No conviene insistir en el argumento, ingenioso a su manera: estamos en 1945, con la Segunda Guerra Mundial a punto de terminar, y al pueblo de Santa Vittoria llegan las tropas alemanas, prestas a requisar sus valiosas reservas de vino. Urge pues esconderlas, al menos una parte importante del total… Comedia costumbrista, con sus pizcas de filme bélico amable, sazonan el conjunto.

Frente a la correcta galería de actores (destacando, por encima de todos ellos, la magnífica presencia de Anna Magnani en el rol de Rosa, bien superior a un sobreactuado Anthony Quinn como Bombolini) descuellan, como siempre en Kramer, ciertas secuencias, ciertos planos, que reivindican una cierta genialidad potencial, lo que pudo haber sido y, acaso, no llegó a ser.

El momento más notable y asombroso de la cinta lo constituye, sin duda, el espectacular y muy bien sincronizado traslado de las botellas de vino, en una enorme cadena humana a varias filas, desde la bodega central del pueblo a la cueva romana. Prodigio de disposición espacial y hábil uso del montaje (comprensible nominación al Óscar en esta categoría, competencia de William Lyon y Earle Herdan), con una eficaz valoración del paisaje, aprovechando la ubicación del pueblo en lo alto de la colina, en razón de unos picados y contrapicados que no hacen sino acentuar la verdura envolvente de los viñedos que circundan Santa Vittoria. Ritmo y variaciones sobre un tema campestre que no hubiera desagradado a Vincent d’Indy… Por unos momentos (acaso sea un espejismo), Kramer consigue ponerse a la altura del King Vidor de El pan nuestro de cada día, obra maestra absoluta del espíritu cooperativo en el cine useño.

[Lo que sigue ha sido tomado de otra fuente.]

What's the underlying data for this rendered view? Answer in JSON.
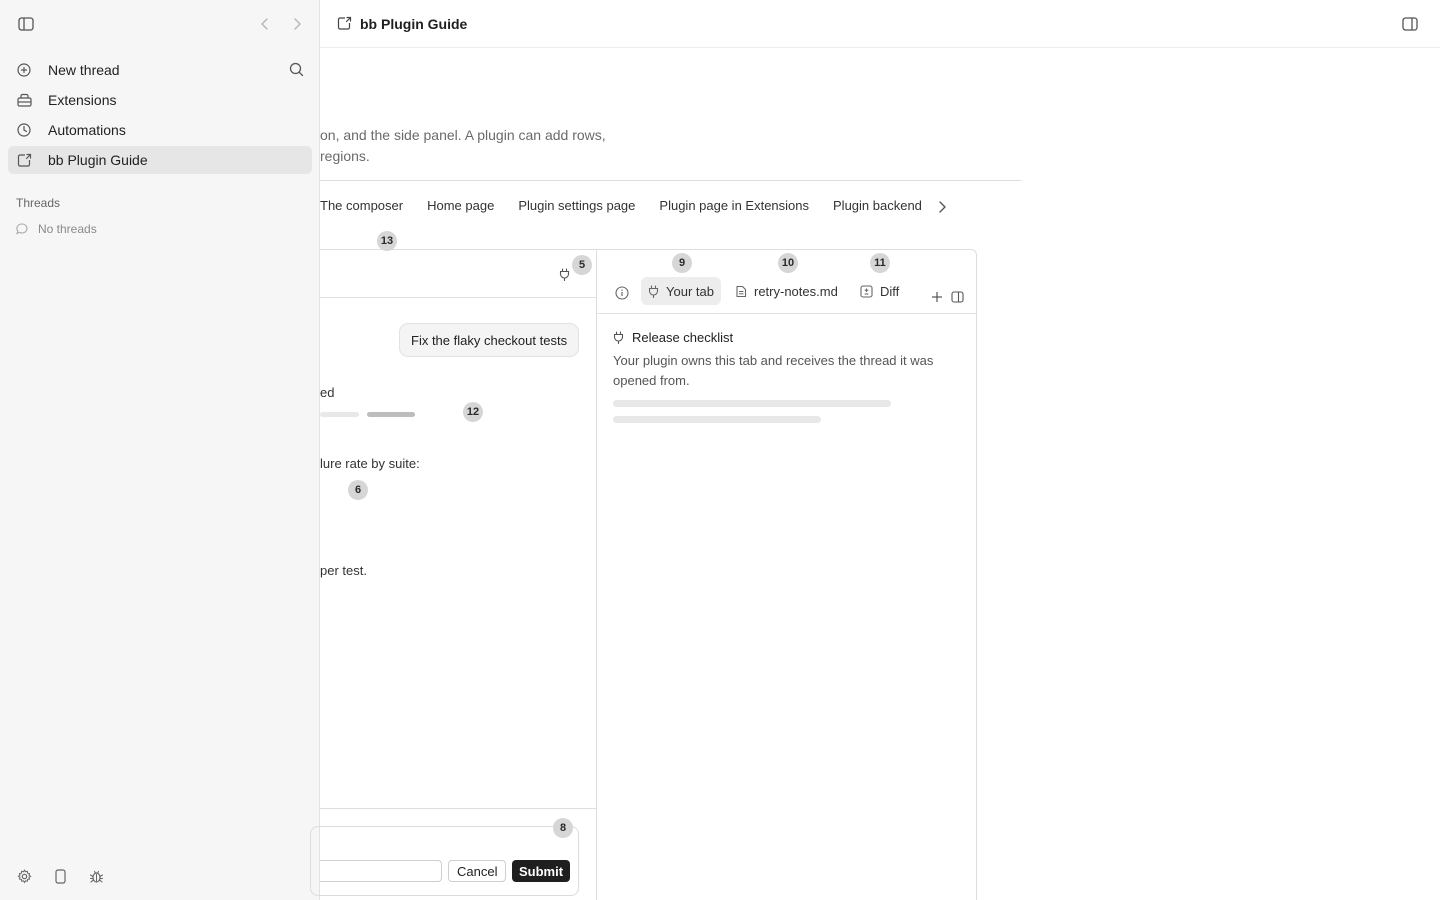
{
  "sidebar": {
    "nav": [
      {
        "label": "New thread",
        "icon": "plus-circle-icon"
      },
      {
        "label": "Extensions",
        "icon": "extensions-icon"
      },
      {
        "label": "Automations",
        "icon": "clock-icon"
      },
      {
        "label": "bb Plugin Guide",
        "icon": "plugin-page-icon",
        "active": true
      }
    ],
    "threads_heading": "Threads",
    "no_threads": "No threads"
  },
  "header": {
    "title": "bb Plugin Guide"
  },
  "main": {
    "description_line1": "on, and the side panel. A plugin can add rows,",
    "description_line2": "regions.",
    "tabs": [
      {
        "label": "The composer"
      },
      {
        "label": "Home page"
      },
      {
        "label": "Plugin settings page"
      },
      {
        "label": "Plugin page in Extensions"
      },
      {
        "label": "Plugin backend"
      }
    ]
  },
  "badges": {
    "b5": "5",
    "b6": "6",
    "b8": "8",
    "b9": "9",
    "b10": "10",
    "b11": "11",
    "b12": "12",
    "b13": "13"
  },
  "thread_preview": {
    "user_message": "Fix the flaky checkout tests",
    "fragment_1": "ed",
    "fragment_2": "lure rate by suite:",
    "fragment_3": "per test.",
    "composer": {
      "cancel_label": "Cancel",
      "submit_label": "Submit"
    }
  },
  "side_panel": {
    "tabs": [
      {
        "label": "Your tab",
        "icon": "plug-icon",
        "active": true
      },
      {
        "label": "retry-notes.md",
        "icon": "file-icon"
      },
      {
        "label": "Diff",
        "icon": "diff-icon"
      }
    ],
    "body_title": "Release checklist",
    "body_text": "Your plugin owns this tab and receives the thread it was opened from."
  },
  "colors": {
    "sidebar_bg": "#f6f6f6",
    "accent_dark": "#1f1f1f",
    "badge_bg": "#d6d6d6"
  }
}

Mas por desgracia, Kramer no consigue mantenerse a esta altura durante el metraje restante, triángulo amoroso incluido. Irrumpe al fin la rutina del ilustrador, empeñado en llevar a buen puerto su colosal empresa. Y ése es el mayor defecto del filme: su academicismo a ultranza, un academicismo que rara vez alcanza la categoría de clásico. Un inconveniente que cabe más achacar al Kramer productor que al Kramer director, virtualmente condicionado por su cometido primero, no por liberal menos sometido a los postulados de la todopoderosa industria cinematográfica una vez se hizo con el control completo de la nave.